Uno dei commensali ha raccontato come, due anni fa, dopo avergli
rimosso l’apparecchio gessato gli feci un’artrocentesi
al ginocchio e, con un’infiltrazione risolsi, praticamente
subito, il suo problema. Non mi ricordavo assolutamente dell’episodio;
si tratta, infatti, di una procedura frequente e sicuramente
non eccezionale, ma dalla descrizione fatta mi sono reso conto
che, al contrario, la procedura era invece eccezionale e importante
per chi l’aveva subita.
L’episodio mi ha fatto pensare a proposito della percezione
e della visibilità dell’operato di un medico. Stamane
ne abbiamo parlato e ci siamo resi conto che l’impatto
della nostra professione sulla società è la somma
di un enorme numero di sensazioni singole; ogni nostro atto
si rivolge principalmente a una singola persona e riguarda,
quasi sempre, la sua sfera più intima, quella legata
ai suoi problemi e alle sue paure. Il risultato del nostro intervento,
quasi sempre, si propaga al massimo a livello familiare. In
ogni caso l’intervento medico viene percepito come eccezionale,
importante o risolutivo quando elimina una sintomatologia acuta,
un sintomo fastidioso o risolve un problema non risolto in precedenza
da altri professionisti.
Questo è ovvio se consideriamo che la gente (la maggior
parte delle volte) non ha strumenti per giudicare l’operato
di un medico.
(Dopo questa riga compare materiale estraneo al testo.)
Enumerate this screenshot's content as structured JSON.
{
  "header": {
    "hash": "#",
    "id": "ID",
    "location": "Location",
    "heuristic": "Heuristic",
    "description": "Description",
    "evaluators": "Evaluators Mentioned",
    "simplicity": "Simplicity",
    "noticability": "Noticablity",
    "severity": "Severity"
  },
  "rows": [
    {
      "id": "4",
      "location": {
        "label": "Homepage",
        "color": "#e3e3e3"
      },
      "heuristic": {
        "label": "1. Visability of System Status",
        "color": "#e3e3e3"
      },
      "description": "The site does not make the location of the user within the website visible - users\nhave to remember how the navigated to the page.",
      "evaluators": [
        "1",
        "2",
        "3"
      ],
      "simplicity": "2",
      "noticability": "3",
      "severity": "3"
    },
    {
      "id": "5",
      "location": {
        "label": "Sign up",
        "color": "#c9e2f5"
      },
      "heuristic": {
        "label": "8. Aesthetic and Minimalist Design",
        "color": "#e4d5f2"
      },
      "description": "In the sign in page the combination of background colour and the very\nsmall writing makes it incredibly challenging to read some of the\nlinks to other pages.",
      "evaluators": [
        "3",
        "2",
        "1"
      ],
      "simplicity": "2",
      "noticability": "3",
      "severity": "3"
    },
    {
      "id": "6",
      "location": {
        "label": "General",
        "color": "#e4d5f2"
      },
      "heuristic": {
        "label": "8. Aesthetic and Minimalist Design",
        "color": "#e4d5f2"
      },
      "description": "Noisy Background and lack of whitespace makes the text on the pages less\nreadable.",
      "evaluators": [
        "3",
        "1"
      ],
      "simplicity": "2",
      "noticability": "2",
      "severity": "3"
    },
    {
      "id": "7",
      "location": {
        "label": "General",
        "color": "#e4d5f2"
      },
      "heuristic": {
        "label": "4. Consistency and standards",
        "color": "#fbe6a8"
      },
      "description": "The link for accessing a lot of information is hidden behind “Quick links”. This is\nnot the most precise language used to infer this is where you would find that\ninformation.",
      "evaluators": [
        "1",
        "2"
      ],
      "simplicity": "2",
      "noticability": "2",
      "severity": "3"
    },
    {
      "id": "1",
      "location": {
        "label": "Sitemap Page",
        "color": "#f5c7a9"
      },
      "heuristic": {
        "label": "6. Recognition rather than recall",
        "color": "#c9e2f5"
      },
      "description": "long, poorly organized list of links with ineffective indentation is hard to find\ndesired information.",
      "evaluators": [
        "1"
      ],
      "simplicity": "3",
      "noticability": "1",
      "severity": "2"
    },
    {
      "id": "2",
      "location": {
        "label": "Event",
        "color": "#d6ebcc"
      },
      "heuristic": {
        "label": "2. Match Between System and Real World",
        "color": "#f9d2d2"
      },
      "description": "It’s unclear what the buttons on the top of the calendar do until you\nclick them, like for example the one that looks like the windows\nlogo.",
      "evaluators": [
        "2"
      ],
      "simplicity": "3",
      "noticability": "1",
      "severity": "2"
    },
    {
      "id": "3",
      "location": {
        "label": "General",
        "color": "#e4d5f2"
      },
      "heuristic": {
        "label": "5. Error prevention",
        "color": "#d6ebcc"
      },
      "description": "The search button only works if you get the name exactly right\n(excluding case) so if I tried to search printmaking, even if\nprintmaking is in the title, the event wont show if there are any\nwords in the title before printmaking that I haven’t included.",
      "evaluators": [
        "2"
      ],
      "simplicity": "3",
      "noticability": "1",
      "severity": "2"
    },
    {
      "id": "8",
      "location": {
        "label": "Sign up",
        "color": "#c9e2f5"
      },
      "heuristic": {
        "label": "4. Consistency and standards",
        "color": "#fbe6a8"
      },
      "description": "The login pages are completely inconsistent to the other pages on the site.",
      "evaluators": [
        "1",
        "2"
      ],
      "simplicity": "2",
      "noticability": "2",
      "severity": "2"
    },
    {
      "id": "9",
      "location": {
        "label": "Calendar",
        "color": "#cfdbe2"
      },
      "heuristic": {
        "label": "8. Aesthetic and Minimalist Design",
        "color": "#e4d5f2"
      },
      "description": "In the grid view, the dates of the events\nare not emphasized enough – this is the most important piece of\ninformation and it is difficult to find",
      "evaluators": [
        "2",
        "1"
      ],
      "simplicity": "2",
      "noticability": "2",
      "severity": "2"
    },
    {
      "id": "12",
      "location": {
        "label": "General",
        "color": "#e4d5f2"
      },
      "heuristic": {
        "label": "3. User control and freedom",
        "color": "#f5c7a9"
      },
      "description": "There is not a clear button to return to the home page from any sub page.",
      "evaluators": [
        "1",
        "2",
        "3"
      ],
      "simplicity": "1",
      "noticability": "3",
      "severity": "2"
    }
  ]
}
Sono considerati bravi i medici e gli infermieri
che sono disponibili, che soddisfano le richieste dei pazienti
e fanno di tutto perché si sentano seguiti. Ma noi addetti
ai lavori sappiamo benissimo come ci sia spesso una grande differenza
fra ciò che la gente vuole e quello di cui invece avrebbe
veramente bisogno.
In ogni caso, la considerazione pubblica del nostro operato
è frutto di percezioni che non sono sempre legate alla
nostra abilità e ai risultati che otteniamo.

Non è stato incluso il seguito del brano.